Cave of Forgotten Dreams

CAVE OF FORGOTTEN DREAMS

 

By Gary Murray

 

Directed, written by and starring Werner Herzog

 

Running time 90

 

MPAA Rating Not Rated

 

Selig Film Rating Cable

 

Werner Herzog has been making documentaries for a number of years with great success.  His Grizzly Man was a much praised film that won a bunch of awards.  His latest documentary is Cave of Forgotten Dreams.

 

The story of Cave of Forgotten Dreams is about the Chauvet Caves in southern France.  Discovered in 1994, this cave was instantly recognized as one of the most important finds of both ancient civilizations and works of art.

 

Narrated by Werner Herzog, the film shows both the beauty of the cave, with some of the most pristine paintings of animals and fertile women.     The paintings are no stick figures, but fully rendered drawings, depicting movement. They are some of the earliest images that show the talent of early man.  Scattered around the cave are ancient bones (some for altars) that are preserved in the slow drip from stalactites. 

 

The cave is sealed with a giant door to preserve not only the internal temperature but to keep the outsiders out.  It is guarded and the crew was only allowed to be in the cave for a few hours at a time.  They traveled on a narrow gantry, making sure that no modern feet transverse over the find. 

 

We get interviews with both the explorers and the scientists who have mapped out every millimeter of the cave.  They are all dedicated to preserving this relic of our ancient past.  One researcher tells his tale of being a former circus performer and now does computer research on the cave.  One man is a perfumer who uses his nose to find stale air that could lead to another discovery of cave systems.
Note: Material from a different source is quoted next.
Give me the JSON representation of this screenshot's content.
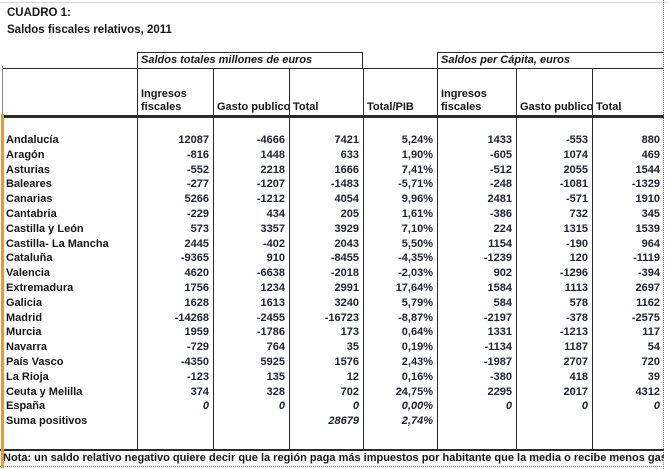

The film is shot in 3D, so we get a better understanding of both the space and the spacing of objects in the cave.  There is this real feeling of place captured by the camera, a much more accurate depth of image than one gets with pictures.

 

While the cave itself is fascinating, the film is not.  At 90 minutes it overstays its welcome by a good half hour.  We get the same pictures of horses again.  While they are amazing to look at, it becomes redundant after awhile. 

 

Another problem is that the music just doesn’t fit the mood of the piece.  When one notices the strange, thick chords coming from the speakers—one knows that it isn’t working.  The other major weakness of Cave of Forgotten Dreams is Werner Herzog as the narrator.  His accent distracts from the enjoyment of the work.  The makers would have been better off by hiring a veteran Hollywood actor to give the film a majestic feel.

 

The film is made in conjunction with The History Channel, one of the best networks on cable.  While this is not the best opening steps to breaking into the field, it does point into the right direction for future outings.  Cave of Forgotten Dreams while a fascinating work of art and archeology is not a fascinating final film.